In a statement, the company says, “Neiman Marcus was informed by our credit card processor in mid-December of potentially unauthorized payment card activity that occurred following customer purchases at our Neiman Marcus Group stores…On January 1st, the forensics firm discovered evidence that the company was the victim of a criminal cyber-security intrusion and that some customers’ cards were possibly compromised as a result. We have begun to contain the intrusion and have taken significant steps to further enhance information security.”

It seems this holiday was a busy year for criminals. Besides Neiman Marcus and Target, a Reuters article says that there were at least three other major retailers (currently undisclosed) hit by cyber-crime this holiday season, in what TechCrunch reporter Rip Empson is calling “Holiday Hack Attack ‘13.” These attacks were carried out in a similar fashion as the Target attack, which has led experts to suspect that these thefts might have been carried out by the same perpetrators. However, this remains unconfirmed. Law enforcement officials also suspect that these hackers are from Eastern Europe, which has been where most large-scale cyber attacks have originated from in the past decade. Sources told Reuters that investigators suspect the hackers used various pieces of malware, specifically a RAM scraper, or software that enables cyber criminals to capture data as it moves through the live memory of computer in plain text. This is certainly not new technology; however, it has become a more popular form of malware in recent years as more retailers are beefing up their security, making other data-capturing approaches more challenging to carry out. 

While Target and Neiman Marcus made public announcements about the breaches affecting their customers, the other retailers will most likely keep it under wraps in an effort to protect business.
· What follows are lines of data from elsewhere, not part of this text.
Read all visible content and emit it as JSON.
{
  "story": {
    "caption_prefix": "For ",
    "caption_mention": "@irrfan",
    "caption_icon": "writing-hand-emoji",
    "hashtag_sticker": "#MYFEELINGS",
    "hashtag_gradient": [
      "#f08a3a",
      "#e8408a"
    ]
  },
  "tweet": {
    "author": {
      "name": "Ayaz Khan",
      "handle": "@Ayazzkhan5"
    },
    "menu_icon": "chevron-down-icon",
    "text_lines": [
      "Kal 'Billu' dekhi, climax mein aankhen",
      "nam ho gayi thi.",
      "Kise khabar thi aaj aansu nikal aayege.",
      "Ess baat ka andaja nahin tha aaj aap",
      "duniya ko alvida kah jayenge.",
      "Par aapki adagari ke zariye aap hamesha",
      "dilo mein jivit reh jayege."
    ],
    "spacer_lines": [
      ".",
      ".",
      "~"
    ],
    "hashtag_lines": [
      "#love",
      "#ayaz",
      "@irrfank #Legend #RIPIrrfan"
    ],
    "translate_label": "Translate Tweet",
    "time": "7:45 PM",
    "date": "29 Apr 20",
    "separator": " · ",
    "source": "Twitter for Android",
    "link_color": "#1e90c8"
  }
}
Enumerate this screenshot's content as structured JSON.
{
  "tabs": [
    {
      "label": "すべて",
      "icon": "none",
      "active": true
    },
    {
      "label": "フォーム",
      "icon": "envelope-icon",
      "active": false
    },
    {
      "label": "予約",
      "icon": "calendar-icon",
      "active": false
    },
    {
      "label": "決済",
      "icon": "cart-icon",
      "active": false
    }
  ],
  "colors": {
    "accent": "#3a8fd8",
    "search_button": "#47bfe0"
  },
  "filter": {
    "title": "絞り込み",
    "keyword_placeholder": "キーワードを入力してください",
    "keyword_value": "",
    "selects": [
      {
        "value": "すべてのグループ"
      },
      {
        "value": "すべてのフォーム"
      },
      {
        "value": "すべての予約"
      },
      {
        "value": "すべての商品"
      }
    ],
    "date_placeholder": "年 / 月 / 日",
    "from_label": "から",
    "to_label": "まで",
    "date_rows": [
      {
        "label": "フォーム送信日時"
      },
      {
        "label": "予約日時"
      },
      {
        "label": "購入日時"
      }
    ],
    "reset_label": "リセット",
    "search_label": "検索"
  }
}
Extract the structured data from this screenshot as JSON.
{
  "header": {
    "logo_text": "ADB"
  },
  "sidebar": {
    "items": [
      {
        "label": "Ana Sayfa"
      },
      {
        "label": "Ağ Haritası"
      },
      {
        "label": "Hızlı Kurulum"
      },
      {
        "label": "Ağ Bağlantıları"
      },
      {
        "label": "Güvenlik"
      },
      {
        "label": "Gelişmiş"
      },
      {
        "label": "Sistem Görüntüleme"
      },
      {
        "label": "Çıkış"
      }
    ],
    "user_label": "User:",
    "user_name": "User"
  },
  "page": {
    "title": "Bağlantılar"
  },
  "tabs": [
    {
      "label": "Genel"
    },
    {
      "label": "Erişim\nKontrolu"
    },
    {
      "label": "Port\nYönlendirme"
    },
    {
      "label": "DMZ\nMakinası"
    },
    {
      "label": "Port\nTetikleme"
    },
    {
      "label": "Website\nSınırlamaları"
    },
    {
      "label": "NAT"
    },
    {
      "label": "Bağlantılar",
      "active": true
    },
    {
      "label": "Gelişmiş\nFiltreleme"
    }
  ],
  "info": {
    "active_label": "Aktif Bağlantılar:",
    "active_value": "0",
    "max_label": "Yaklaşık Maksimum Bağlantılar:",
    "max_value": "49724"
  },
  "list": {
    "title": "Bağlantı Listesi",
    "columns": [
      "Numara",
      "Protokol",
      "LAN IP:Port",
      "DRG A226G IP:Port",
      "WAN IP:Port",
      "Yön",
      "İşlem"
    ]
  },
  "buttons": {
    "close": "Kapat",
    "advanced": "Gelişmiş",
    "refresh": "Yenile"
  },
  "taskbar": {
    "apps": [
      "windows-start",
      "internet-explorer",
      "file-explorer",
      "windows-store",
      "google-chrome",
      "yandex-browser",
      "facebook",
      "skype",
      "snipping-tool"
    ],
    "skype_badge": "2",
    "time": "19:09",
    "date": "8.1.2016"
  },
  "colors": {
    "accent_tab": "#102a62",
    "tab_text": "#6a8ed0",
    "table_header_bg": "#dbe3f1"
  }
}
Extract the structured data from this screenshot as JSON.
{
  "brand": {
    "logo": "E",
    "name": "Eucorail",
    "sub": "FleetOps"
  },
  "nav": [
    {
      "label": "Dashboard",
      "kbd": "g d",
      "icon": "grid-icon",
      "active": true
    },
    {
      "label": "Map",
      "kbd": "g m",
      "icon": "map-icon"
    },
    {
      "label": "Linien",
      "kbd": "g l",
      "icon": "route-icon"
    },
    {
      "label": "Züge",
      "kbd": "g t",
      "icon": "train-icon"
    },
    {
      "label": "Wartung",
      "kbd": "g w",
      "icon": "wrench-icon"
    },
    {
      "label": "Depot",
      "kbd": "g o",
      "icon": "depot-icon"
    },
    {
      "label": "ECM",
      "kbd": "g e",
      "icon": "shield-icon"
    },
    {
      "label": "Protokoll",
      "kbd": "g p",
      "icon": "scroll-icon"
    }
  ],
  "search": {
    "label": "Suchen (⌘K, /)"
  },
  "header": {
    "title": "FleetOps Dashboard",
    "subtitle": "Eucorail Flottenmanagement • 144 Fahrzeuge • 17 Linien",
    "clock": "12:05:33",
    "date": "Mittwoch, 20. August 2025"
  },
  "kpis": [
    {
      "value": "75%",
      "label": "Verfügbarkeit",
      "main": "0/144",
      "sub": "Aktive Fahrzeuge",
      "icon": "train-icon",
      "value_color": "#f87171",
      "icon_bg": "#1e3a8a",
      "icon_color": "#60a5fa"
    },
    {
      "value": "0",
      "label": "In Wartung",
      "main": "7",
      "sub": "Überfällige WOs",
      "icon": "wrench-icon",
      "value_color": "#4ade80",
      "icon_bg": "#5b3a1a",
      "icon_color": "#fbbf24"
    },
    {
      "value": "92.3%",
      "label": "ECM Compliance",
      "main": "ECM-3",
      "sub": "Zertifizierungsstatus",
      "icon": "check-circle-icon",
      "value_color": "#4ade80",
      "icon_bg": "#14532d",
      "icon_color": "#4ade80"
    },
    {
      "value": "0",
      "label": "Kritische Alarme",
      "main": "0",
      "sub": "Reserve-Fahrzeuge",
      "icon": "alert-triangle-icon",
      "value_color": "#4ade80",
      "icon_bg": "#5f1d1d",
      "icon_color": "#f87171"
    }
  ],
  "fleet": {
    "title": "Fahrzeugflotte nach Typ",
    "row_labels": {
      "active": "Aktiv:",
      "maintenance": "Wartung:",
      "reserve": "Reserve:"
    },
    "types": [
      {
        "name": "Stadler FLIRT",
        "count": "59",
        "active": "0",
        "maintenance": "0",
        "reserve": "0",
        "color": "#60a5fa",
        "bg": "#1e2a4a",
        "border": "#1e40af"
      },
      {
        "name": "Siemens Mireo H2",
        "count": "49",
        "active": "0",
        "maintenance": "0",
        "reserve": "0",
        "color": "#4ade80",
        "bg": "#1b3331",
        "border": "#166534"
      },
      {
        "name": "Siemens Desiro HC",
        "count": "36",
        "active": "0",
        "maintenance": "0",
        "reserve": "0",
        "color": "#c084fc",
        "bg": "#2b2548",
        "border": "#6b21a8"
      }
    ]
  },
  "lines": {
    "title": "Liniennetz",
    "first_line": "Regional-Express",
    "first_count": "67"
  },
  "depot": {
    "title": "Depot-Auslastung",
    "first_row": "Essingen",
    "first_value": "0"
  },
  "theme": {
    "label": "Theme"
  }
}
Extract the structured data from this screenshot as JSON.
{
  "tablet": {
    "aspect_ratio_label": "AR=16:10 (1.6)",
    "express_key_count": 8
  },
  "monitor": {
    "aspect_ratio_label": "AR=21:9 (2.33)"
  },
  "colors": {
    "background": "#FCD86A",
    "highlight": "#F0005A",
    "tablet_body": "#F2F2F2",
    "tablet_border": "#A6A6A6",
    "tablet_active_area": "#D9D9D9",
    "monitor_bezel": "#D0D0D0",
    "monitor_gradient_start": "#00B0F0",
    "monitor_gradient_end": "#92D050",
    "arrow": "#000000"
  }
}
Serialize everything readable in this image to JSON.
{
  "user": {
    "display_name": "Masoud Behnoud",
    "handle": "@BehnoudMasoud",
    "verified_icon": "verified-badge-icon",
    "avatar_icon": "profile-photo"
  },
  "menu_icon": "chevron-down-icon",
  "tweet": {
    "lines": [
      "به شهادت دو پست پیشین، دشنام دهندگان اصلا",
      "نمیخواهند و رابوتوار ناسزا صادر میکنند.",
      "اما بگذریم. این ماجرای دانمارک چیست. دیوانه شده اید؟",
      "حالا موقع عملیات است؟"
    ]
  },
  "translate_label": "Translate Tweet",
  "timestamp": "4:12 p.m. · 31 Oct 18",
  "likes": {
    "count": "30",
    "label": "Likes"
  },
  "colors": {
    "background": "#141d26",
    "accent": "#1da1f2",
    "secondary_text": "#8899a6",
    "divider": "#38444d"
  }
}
This means that banks and credit card firms will also have to keep these company names confidential unless the company releases a formal statement acknowledging the breach. Some of the retailers that experienced cyber-attacks earlier this year, pre-Thanksgiving/holiday shopping — and there were a couple, Gartener’s Avivah Litan says — might even have been trial attacks to help prepare hackers for the big Target breach, Reuters says.